RAMA – Okay, we take it all back. Four ends in, and look what we have here.

(Ha, actually you take it all back [grin] – Ed.)

After last year’s Brier, I wrote that I liked the shot that Brad Gushue called in the seventh end. He went for it. That’s the kind of thinking and strategy one needs in a Skins Game. Forget the consequences and go for it. And right now, Gushue is going for it. He’s not only matching KMart shot for shot, he’s exceeding him. And that’s a bit of a surprise.

Thing is, people have been underestimating Brad for a long time. At the Olympic Trials, he wasn’t considered a threat. At the Brier last year, he was more a sentimental favourite than a real one.

And yet, he proved the pundits wrong. He’s proved that a team from the farthest point on the right of Canada can compete.

After four ends, we just heard Kevin Martin say: We’ve got a battle.

Fast forward …

When the seventh end of the second semi final started, this was what we thought would happen.

Martin would throw the first rock top four. He would do it because he wants to play the end wide open. If possible, he’ll peel Gushue out and force a carry over, so he could have last rock.

Martin really, really likes last rock in the last end. He’s given up money before to get it. But this is different. This is also the four rock rule – remember? And the 4RFGZ can suck rocks into play.

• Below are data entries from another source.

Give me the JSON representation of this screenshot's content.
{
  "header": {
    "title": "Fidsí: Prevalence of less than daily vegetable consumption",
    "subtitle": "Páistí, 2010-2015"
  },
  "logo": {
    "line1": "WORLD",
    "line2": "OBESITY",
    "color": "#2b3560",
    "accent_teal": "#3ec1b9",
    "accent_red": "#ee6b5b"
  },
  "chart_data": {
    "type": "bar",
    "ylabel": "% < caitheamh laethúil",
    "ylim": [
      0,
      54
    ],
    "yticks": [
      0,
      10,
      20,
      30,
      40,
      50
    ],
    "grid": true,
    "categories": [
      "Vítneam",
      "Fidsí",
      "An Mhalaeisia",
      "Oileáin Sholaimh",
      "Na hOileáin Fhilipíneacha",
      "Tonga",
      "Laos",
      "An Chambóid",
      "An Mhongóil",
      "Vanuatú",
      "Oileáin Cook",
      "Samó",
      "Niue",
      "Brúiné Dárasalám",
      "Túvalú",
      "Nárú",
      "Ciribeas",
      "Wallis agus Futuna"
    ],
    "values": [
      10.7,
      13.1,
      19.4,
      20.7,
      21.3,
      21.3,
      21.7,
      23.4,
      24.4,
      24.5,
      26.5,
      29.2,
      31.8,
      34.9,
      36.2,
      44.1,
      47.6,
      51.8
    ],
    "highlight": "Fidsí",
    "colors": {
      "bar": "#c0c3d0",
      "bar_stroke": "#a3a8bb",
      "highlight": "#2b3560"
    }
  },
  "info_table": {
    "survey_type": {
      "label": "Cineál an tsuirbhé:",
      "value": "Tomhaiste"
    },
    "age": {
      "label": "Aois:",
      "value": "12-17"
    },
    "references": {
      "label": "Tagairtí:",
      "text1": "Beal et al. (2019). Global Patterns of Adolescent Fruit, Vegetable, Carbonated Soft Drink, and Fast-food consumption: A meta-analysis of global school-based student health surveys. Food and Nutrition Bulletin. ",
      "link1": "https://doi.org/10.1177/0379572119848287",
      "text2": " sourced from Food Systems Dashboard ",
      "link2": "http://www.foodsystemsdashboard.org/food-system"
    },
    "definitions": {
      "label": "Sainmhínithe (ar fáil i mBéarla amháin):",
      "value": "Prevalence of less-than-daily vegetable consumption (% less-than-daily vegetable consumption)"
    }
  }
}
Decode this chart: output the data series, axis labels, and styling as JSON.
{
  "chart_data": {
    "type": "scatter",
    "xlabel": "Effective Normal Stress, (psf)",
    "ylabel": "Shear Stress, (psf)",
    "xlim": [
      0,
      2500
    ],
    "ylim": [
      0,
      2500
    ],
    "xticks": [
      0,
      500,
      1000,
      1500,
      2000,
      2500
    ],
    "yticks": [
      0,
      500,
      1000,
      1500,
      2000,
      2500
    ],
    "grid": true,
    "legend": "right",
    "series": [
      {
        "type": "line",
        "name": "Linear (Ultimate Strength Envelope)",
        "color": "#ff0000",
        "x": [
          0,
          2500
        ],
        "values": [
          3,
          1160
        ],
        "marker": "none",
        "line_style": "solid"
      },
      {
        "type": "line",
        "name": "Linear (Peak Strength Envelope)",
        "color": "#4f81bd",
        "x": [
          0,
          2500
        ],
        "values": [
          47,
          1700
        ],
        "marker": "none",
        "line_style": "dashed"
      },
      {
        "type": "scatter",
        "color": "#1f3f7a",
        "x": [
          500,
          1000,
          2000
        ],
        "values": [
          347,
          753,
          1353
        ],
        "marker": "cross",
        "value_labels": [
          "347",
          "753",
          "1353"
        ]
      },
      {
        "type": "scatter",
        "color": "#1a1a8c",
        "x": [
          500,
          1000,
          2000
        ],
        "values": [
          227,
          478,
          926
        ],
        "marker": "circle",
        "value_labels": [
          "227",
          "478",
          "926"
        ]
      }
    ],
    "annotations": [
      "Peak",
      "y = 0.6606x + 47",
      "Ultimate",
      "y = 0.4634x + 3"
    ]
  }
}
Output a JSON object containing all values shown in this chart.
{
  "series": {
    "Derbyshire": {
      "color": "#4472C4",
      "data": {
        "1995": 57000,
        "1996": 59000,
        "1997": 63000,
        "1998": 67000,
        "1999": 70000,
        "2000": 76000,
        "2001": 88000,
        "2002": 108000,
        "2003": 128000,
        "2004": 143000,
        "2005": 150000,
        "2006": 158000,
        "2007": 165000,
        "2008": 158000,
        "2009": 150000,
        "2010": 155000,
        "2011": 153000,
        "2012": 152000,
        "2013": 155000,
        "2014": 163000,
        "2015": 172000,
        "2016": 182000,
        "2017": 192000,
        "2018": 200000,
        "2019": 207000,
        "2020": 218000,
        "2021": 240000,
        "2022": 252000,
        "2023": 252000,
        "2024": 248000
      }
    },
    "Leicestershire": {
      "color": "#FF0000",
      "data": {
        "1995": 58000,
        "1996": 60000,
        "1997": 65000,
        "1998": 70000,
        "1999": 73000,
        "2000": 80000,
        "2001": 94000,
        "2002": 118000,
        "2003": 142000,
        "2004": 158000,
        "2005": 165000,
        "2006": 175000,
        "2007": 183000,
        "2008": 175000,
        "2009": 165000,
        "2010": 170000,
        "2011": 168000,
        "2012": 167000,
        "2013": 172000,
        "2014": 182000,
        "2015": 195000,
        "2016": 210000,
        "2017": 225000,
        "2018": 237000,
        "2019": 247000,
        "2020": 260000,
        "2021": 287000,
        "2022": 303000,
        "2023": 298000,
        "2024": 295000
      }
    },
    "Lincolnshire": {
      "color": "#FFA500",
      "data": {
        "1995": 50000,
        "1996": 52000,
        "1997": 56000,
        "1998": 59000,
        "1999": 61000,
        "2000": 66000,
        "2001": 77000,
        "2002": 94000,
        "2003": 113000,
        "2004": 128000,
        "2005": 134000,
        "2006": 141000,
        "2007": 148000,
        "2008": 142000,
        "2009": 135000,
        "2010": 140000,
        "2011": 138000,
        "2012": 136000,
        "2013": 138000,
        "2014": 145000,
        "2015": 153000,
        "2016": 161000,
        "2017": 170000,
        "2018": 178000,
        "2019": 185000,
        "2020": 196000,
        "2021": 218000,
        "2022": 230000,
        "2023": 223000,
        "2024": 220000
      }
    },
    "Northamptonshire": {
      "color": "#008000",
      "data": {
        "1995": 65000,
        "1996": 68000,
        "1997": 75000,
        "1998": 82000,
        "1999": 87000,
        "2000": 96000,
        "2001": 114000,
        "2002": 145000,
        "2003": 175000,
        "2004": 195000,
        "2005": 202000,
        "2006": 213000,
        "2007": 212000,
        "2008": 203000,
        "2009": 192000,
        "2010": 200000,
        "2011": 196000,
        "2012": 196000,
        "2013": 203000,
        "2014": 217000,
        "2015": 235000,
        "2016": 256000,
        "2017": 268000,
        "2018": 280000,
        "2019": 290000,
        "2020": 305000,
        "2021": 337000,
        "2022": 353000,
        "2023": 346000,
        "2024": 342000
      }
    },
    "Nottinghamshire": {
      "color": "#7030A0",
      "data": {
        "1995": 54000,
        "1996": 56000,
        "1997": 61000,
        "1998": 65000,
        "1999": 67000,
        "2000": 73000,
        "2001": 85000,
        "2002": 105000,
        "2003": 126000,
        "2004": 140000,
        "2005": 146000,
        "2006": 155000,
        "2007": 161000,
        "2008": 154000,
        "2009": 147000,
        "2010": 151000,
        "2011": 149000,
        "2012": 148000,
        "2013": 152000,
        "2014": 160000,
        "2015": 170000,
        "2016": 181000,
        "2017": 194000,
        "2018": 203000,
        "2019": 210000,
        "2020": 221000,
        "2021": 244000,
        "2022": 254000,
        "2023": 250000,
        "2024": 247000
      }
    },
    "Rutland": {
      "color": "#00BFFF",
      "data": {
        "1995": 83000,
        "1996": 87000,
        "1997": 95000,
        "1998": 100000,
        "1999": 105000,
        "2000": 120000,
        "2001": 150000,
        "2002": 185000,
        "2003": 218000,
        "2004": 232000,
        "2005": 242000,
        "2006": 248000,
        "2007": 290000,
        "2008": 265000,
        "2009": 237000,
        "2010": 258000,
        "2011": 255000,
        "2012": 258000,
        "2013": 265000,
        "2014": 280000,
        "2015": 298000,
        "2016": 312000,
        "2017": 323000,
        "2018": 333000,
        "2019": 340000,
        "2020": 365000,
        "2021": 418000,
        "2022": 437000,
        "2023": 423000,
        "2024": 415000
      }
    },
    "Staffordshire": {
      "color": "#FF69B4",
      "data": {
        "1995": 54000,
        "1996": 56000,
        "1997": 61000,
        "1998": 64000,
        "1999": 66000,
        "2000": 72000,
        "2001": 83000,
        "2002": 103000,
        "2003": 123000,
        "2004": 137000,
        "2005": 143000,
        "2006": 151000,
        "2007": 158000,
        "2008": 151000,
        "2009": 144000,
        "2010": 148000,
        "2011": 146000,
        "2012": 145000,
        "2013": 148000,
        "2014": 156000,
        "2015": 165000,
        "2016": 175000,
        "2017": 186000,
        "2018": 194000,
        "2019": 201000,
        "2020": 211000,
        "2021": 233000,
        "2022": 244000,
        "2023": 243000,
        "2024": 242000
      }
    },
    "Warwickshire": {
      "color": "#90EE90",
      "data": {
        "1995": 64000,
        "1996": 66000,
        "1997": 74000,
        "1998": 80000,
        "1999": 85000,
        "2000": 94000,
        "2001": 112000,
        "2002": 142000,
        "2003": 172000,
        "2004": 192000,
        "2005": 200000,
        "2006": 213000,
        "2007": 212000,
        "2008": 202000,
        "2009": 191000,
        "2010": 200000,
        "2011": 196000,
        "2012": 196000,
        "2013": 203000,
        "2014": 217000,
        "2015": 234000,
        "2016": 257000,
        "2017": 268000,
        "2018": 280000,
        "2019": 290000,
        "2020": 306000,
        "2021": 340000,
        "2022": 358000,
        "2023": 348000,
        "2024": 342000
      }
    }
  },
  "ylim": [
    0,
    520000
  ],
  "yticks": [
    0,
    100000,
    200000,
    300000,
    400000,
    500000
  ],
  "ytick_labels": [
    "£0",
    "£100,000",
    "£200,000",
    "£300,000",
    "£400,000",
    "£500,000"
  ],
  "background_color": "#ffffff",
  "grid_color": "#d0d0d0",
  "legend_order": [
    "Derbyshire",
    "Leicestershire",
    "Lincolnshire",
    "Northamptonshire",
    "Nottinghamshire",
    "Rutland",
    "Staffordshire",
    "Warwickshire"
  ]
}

Because that’s not the way it played out. It was Martin throwing draws for his Skins Game Life. Two absolute pistol draws in the seventh end between two peel-weight hits for Gushue. Both going so far off script that we were beside ourselves.

We are beside ourselves, actually… myself and TCN shooter Anil Mungal are stting together. But I digress.

When the dust cleared, Martin had what we all know he wanted. Last rock in the last end with the entire game on the line.

At stake: 14K, and a trip to the final.

And like a good script, it writes itself. Experience versus rookie. Three-time champ versus guy who has been picked to be an also-ran in and Olympic Trial, a Brier and now the skins game.

I’m not sure if it was like this on your HDTV, but it was so quiet during the eighth end that I was afraid to type this. The tension was so thick you could have cut it with a Jack of Clubs, or at least a casino chip. KMart makes a peel weight double that has the crowd thinking it’s over. But then Gushue papers a guard and buries one in the back four, forcing Martin to a draw to the button.

Then they had to do it all over again.

Draw the nut. The pin hole. The button. For the whole ball game.

To recap, Martin won the first skin. He stole it. From then on in, he didn’t get another skin. Actually, he didn’t really have another chance at a skin. It was all Gushue. And yet, the beauty of the skins game is simply this: it can come down to whoever is closest to the pin hole.

Martin starts and covers the pin. Then Gushue throws and comes up short.

I don’t think this answers the question of whether you want hammer in the last end or not. But one thing is for sure. Going first helps.